To create a collaborative dish like the Baogel, both restaurants shared ideas on what to create, based on cohesive recipes by chefs on both sides. “For this one, Nom Wah provided the filling [recipe] due to its special ingredients and we provided the bagel dough,” explains Deanna. “These foods meld together well due to texture and flavors of both products. The bagel dough is durable enough to hold the juicy pork belly and gives you a nice chewy texture you expect from a bagel and the flavor of the sweet pork belly cuts through the flavor of the dough.” Five variations experimenting with filling to dough ratios led to the eventual birth of the Baogel. (The current special is a stromboli made in collaboration with Pizza Loves Emily.)

https://www.instagram.com/p/Bce69bzhEJB/

Even dumpling-dedicated restaurants, like Mimi Cheng’s, known for its traditional Taiwanese dumplings recreated from a family recipe, have used the dumpling as a vehicle to create an entirely new dish, like Italian short rib dumplings, Korean popcorn chicken dumplings and Miami-inspired blue crab with avocado dumplings. “We enjoy all types of cuisine and like to challenge what people expect from a dish,” sisters and co-owners Hannah and Marian Cheng said via email of their monthly-changing collaborations. ”Dumplings are an excellent medium for experimenting with food because almost every culture has a dumpling variation. It’s a familiar and comforting food in these cultures.”

Beyond a tasty bite to eat on a cold day, collaborative cuisines may indicate a more pertinent cultural shift. “I think this mash-up says a great deal about our culture. The world in general has become more of a melting pot where ever you look: fashion, design, music and obviously, food. Mash-ups are certainly nothing new in the food world—Asian-fusion, Tex-Mex, et cetera,” says Daoheung. “Living in New York we are lucky enough to be exposed to a multitude of cultures and their food, so why not take inspiration from others and make it something of your own.”

This inspiration, which has led to cultural appropriation across every industry, can also work as a successful impetus to serve traditional food in a unique way. “I am very respectful about traditions and even more about my own roots,” says Meregalli about his Raviolo concept, which he would not describe as fusion. “Italian cuisine is not only recipes, it is a way to create flavors.
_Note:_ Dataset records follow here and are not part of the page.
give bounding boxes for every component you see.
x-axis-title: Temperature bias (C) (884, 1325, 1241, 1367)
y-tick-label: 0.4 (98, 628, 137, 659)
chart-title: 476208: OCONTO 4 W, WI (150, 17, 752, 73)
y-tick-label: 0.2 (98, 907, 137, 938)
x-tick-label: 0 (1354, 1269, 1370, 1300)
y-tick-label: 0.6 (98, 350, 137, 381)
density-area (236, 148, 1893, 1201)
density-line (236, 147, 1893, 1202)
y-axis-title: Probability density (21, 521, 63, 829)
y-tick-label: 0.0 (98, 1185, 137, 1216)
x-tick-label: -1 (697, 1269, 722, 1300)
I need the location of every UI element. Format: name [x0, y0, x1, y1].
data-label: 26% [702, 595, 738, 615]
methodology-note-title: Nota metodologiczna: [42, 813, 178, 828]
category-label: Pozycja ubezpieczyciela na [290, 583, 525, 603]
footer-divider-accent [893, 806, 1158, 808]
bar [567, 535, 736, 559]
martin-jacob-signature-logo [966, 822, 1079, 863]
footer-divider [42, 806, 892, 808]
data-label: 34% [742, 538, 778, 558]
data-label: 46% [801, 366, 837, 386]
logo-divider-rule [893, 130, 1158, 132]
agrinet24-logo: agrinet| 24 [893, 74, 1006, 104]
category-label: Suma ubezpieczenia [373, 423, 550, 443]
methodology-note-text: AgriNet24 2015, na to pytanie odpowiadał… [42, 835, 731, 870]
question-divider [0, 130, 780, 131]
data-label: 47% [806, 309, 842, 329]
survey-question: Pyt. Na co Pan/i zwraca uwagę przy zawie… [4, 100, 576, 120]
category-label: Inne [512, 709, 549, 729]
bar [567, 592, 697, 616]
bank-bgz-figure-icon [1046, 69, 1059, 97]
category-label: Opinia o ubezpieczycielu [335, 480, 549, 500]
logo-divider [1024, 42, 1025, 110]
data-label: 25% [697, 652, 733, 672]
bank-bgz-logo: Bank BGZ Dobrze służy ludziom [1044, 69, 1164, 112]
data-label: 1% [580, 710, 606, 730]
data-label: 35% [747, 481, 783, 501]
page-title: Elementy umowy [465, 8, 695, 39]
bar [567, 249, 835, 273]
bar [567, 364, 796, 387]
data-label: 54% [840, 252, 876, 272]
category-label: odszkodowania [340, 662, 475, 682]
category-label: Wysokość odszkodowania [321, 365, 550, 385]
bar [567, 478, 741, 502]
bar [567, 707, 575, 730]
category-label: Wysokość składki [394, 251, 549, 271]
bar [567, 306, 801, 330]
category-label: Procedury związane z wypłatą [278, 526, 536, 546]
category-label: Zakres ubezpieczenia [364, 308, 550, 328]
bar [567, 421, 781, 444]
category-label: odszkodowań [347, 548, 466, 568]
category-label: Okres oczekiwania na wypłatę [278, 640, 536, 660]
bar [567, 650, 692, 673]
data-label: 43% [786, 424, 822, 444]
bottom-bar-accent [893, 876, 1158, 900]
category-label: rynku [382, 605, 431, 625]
It is a love for ingredients and a culture of esthetics.” Meregalli doesn’t label his food as fusion, but rather the cultural collaboration exists in the way his “true Italian” food is delivered to the table.

“We live in New York,” Meregalli says. “The only city on the planet where all cultures live together in harmony and with positive interactions.” Why not celebrate that with a little (or a lot of) stuffed pasta?